Kate Moss cleared
From: Press Association
From correspondents in London
June 16, 2006
SUPERMODEL Kate Moss will not be charged over claims that she took cocaine, prosecutors have announced.
The Crown Prosecution Service (CPS) said there was "insufficient evidence" to proceed. The development highlighted a glaring loophole in the law on dealing with drug-takers.
A CPS chief said video evidence showed an "absolutely clear indication" that Moss was using controlled drugs and providing them to others. But they could not prosecute because they did not know if the substance was cocaine, ecstasy or amphetamine.
The move came despite a pledge by Metropolitan Police Commissioner Sir Ian Blair to tackle middle-class users of the drug. He had promised the decision on the multi-millionaire supermodel would take into account her effect on "impressionable young people".
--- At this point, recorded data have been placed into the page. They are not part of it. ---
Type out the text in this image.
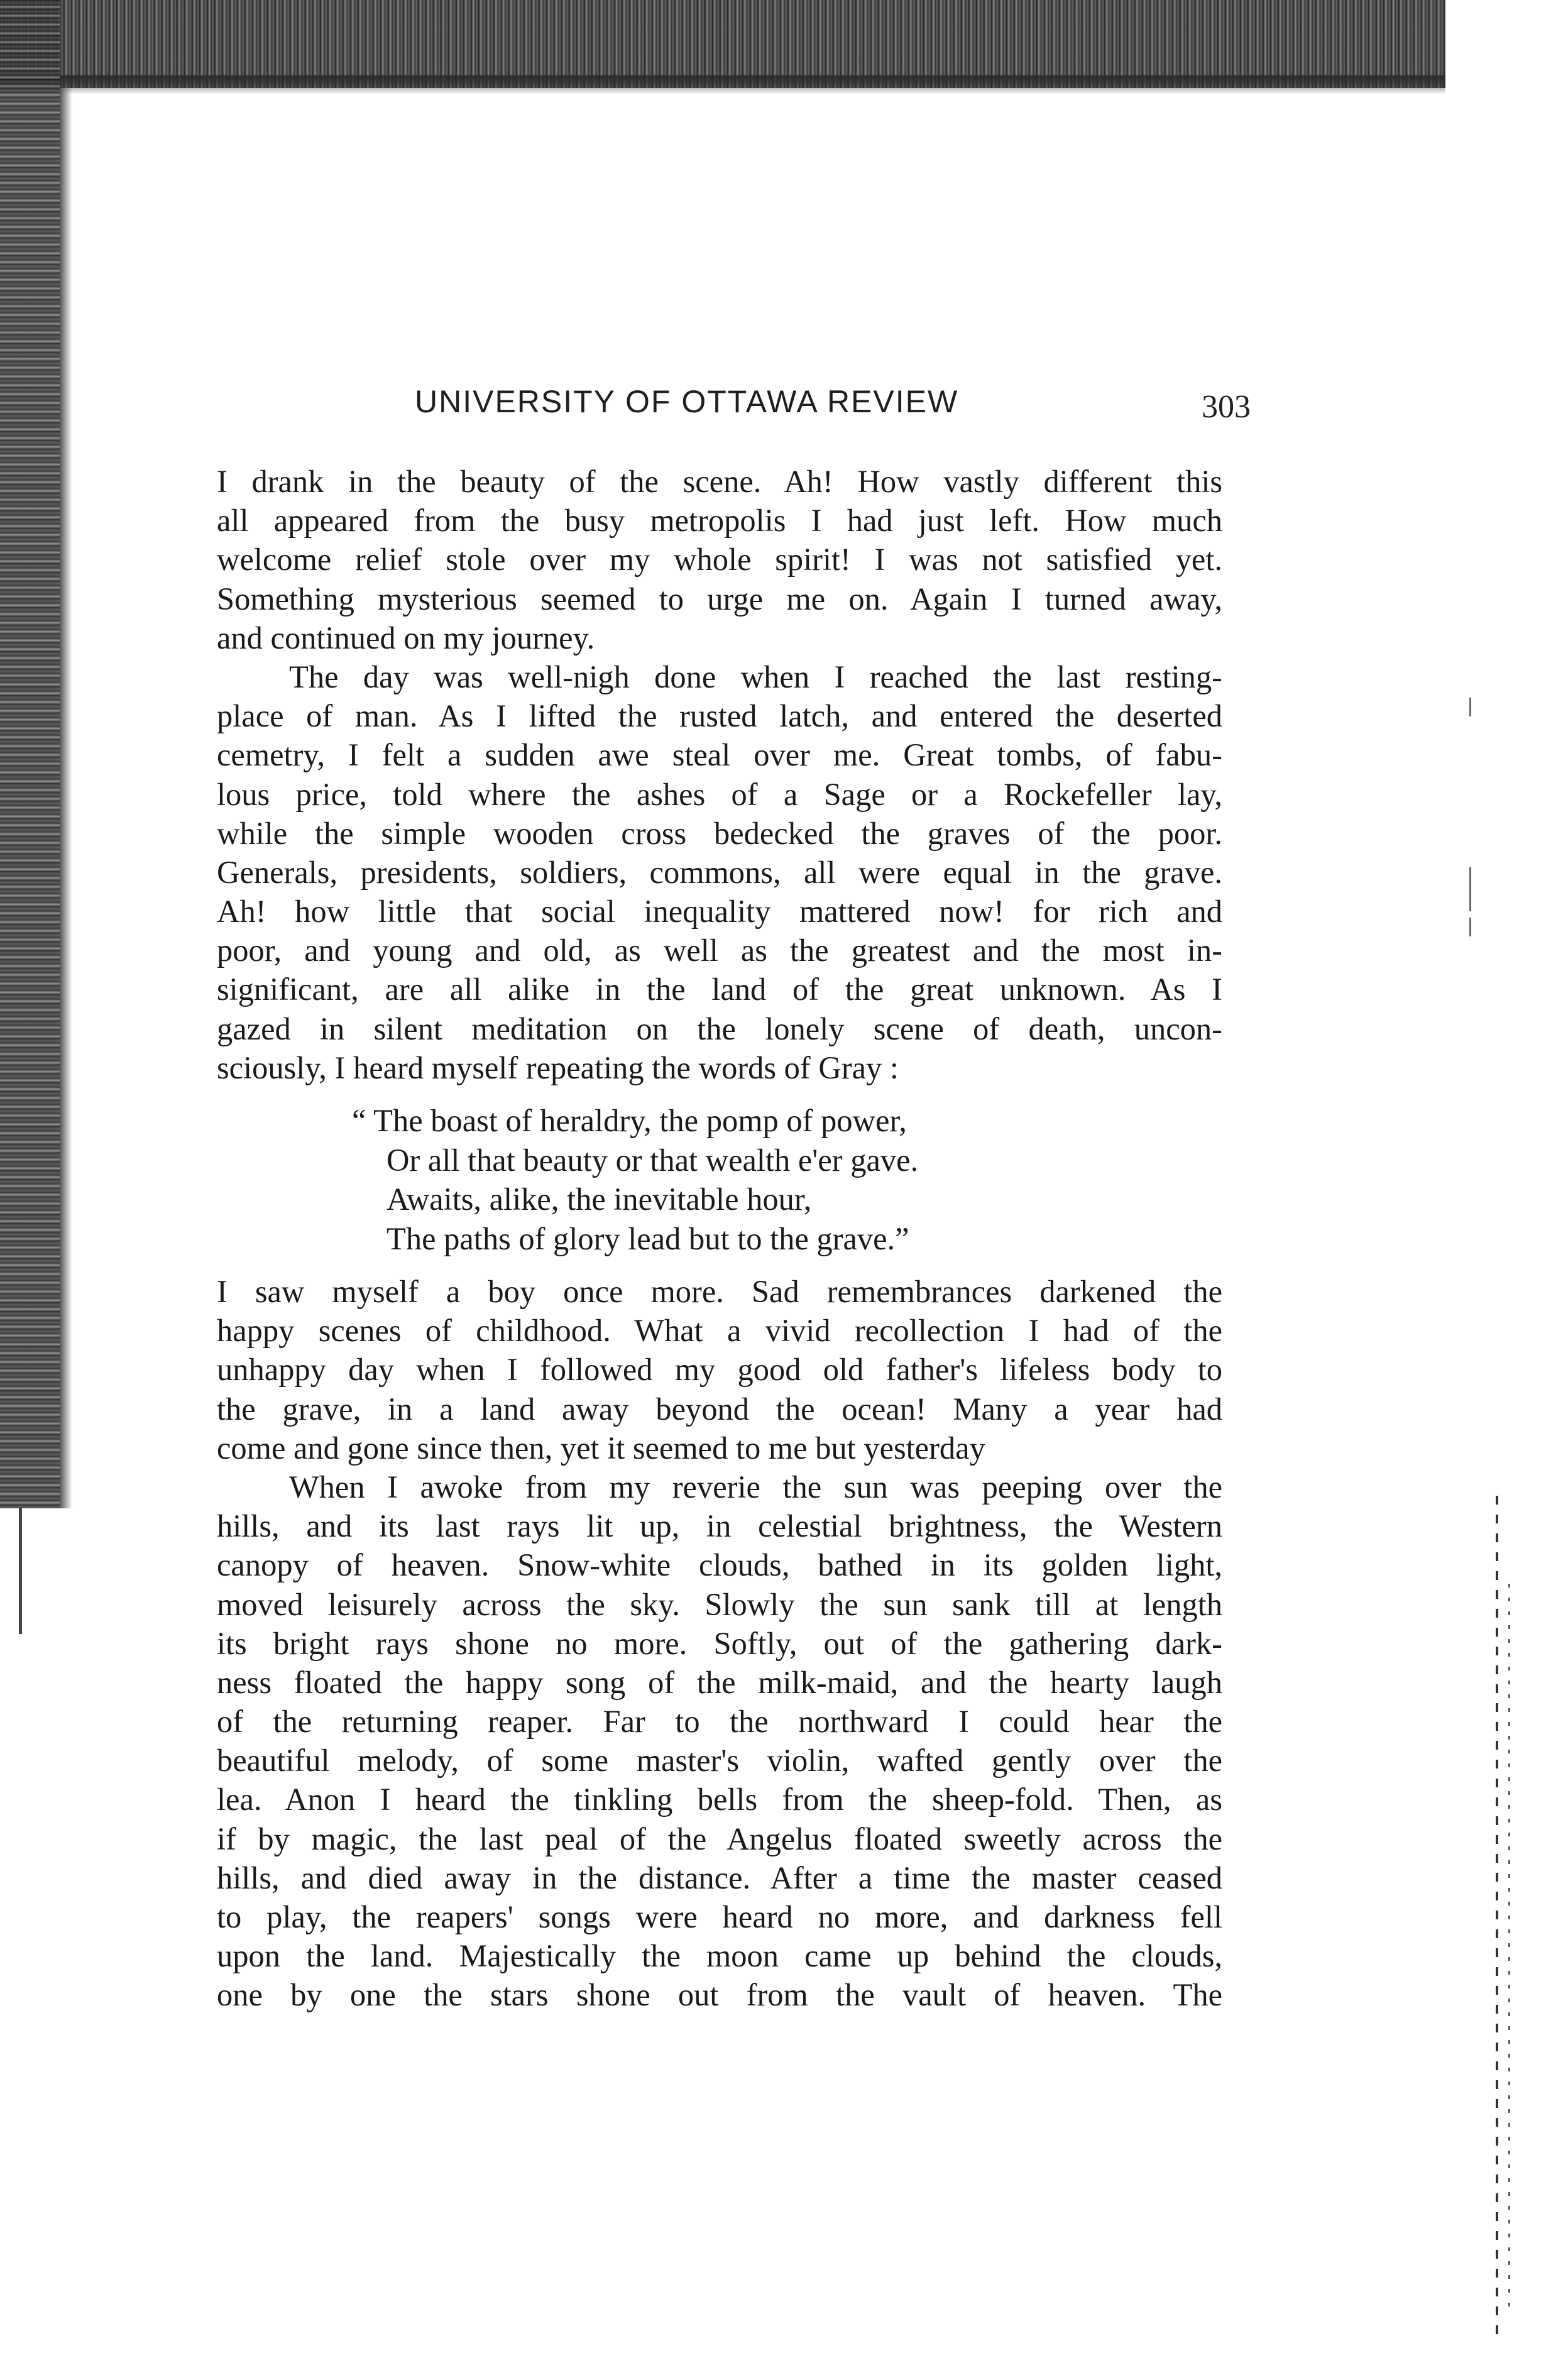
UNIVERSITY OF OTTAWA REVIEW	303
I drank in the beauty of the scene. Ah! How vastly different this
all appeared from the busy metropolis I had just left. How much
welcome relief stole over my whole spirit! I was not satisfied yet.
Something mysterious seemed to urge me on. Again I turned away,
and continued on my journey.
The day was well-nigh done when I reached the last resting-
place of man. As I lifted the rusted latch, and entered the deserted
cemetry, I felt a sudden awe steal over me. Great tombs, of fabu-
lous price, told where the ashes of a Sage or a Rockefeller lay,
while the simple wooden cross bedecked the graves of the poor.
Generals, presidents, soldiers, commons, all were equal in the grave.
Ah! how little that social inequality mattered now! for rich and
poor, and young and old, as well as the greatest and the most in-
significant, are all alike in the land of the great unknown. As I
gazed in silent meditation on the lonely scene of death, uncon-
sciously, I heard myself repeating the words of Gray :
“ The boast of heraldry, the pomp of power,
Or all that beauty or that wealth e'er gave.
Awaits, alike, the inevitable hour,
The paths of glory lead but to the grave.”
I saw myself a boy once more. Sad remembrances darkened the
happy scenes of childhood. What a vivid recollection I had of the
unhappy day when I followed my good old father's lifeless body to
the grave, in a land away beyond the ocean! Many a year had
come and gone since then, yet it seemed to me but yesterday
When I awoke from my reverie the sun was peeping over the
hills, and its last rays lit up, in celestial brightness, the Western
canopy of heaven. Snow-white clouds, bathed in its golden light,
moved leisurely across the sky. Slowly the sun sank till at length
its bright rays shone no more. Softly, out of the gathering dark-
ness floated the happy song of the milk-maid, and the hearty laugh
of the returning reaper. Far to the northward I could hear the
beautiful melody, of some master's violin, wafted gently over the
lea. Anon I heard the tinkling bells from the sheep-fold. Then, as
if by magic, the last peal of the Angelus floated sweetly across the
hills, and died away in the distance. After a time the master ceased
to play, the reapers' songs were heard no more, and darkness fell
upon the land. Majestically the moon came up behind the clouds,
one by one the stars shone out from the vault of heaven. The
A CPS spokeswoman said: "Following a detailed and thorough review of all the available evidence, the CPS has decided there is insufficient evidence to provide a realistic prospect of conviction against the model Kate Moss over allegations involving drugs."
She added that the Met had "conducted all reasonable inquiries" into alleged use and supply of drugs by Moss at a recording studio in Chiswick High Road, west London, last September.
Tory MP Ann Widdecombe dismissed the decision as "absolute nonsense" and claimed the authorities had been looking for an excuse not to charge the Croydon-born model.
CPS London's director of serious casework Rene Barclay said there was an "absolutely clear indication" that Moss was using controlled drugs and providing them to others.
But video footage of Moss's activities could not prove whether the substance was cocaine, ecstasy or amphetamine, Mr Barclay said.
These drugs are in different categories - Classes A and B - and therefore the prosecution could not proceed because the CPS must prove beyond reasonable doubt which category of substance was being abused. A spokeswoman for Moss refused to comment.